The best GPU for a local coding agent in 2026
Published 2026-07-02
Running a coding agent (Cursor, Continue, Aider) against a local model comes down to one thing: decode speed, the rate it streams code back. We measured the popular local coders across every major GPU. Here is what to buy, grounded in signed runs.
By goal
Best value: RTX 3090 (24 GB, ~$700 used). Qwen2.5-Coder-7B decodes 139 tok/s, and a small-MoE coder like DeepSeek-Coder-V2-16B flies at 189 tok/s. It runs 7 to 14B coders comfortably and beats most hosted APIs. See the 3090 deep-dive.

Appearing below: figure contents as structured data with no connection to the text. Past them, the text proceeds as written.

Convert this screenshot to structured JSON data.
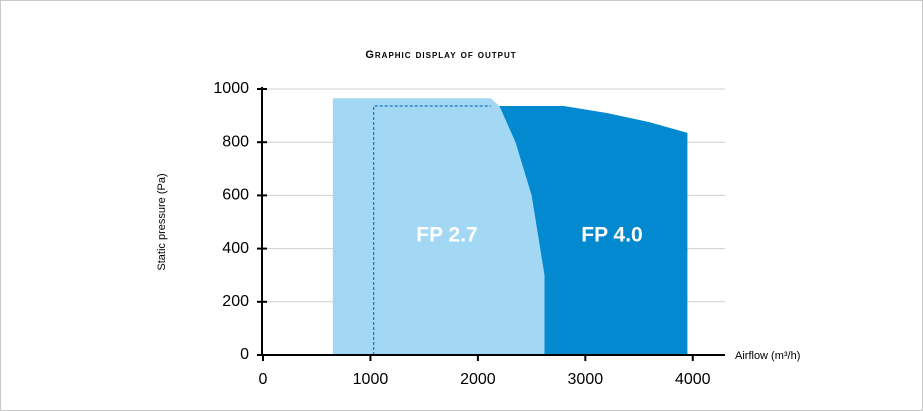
{
  "chart_data": {
    "type": "area",
    "title": "Graphic display of output",
    "ylabel": "Static pressure (Pa)",
    "xlabel": "Airflow (m³/h)",
    "xlim": [
      0,
      4300
    ],
    "ylim": [
      0,
      1000
    ],
    "xticks": [
      0,
      1000,
      2000,
      3000,
      4000
    ],
    "yticks": [
      0,
      200,
      400,
      600,
      800,
      1000
    ],
    "grid": true,
    "series": [
      {
        "name": "FP 2.7",
        "color": "#a3d8f5",
        "x": [
          650,
          650,
          2120,
          2200,
          2350,
          2500,
          2620,
          2620
        ],
        "y": [
          0,
          965,
          965,
          936,
          800,
          600,
          300,
          0
        ]
      },
      {
        "name": "FP 4.0",
        "color": "#0289cf",
        "x": [
          2200,
          2800,
          3200,
          3600,
          3950,
          3950,
          2620,
          2620,
          2500,
          2350
        ],
        "y": [
          936,
          936,
          910,
          875,
          835,
          0,
          0,
          300,
          600,
          800
        ]
      }
    ],
    "outline": {
      "color": "#1a73c0",
      "x": [
        1030,
        1030,
        2120
      ],
      "y": [
        0,
        936,
        936
      ]
    }
  }
}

Faster: RTX 4090. The same 7B coder hits 161 tok/s, about 15 to 30% quicker than the 3090 for roughly twice the price (full comparison).
Fastest: RTX 5090 (32 GB). Tops our charts and adds VRAM for larger coders and longer context; see /hw/rtx-5090.
Portable: Apple Silicon. M-series Macs run coders too, and the Max/Ultra tiers are quick. Compare any Mac against a GPU on the head-to-head pages.
The model matters as much as the GPU
A small mixture-of-experts coder gives big-model quality at small-model speed: DeepSeek-Coder-V2-16B decodes 189 tok/s on a 3090, nearly 3x the dense Qwen2.5-Coder-14B at 69 tok/s. Picking the right model is often a bigger win than a pricier card.
How much speed do you need?
Around 30 tok/s and up feels responsive for interactive coding, and all of these clear that easily for 7 to 14B models. Check your exact model + GPU with the VRAM-fit checker and the speed predictor, or browse the full cheatsheet.
Reproduce it
Every number is one command from reproduction:
$ pipx install llm-speed && llm-speed benchNumbers as of July 2026; the linked runs and the cheatsheet always reflect current data.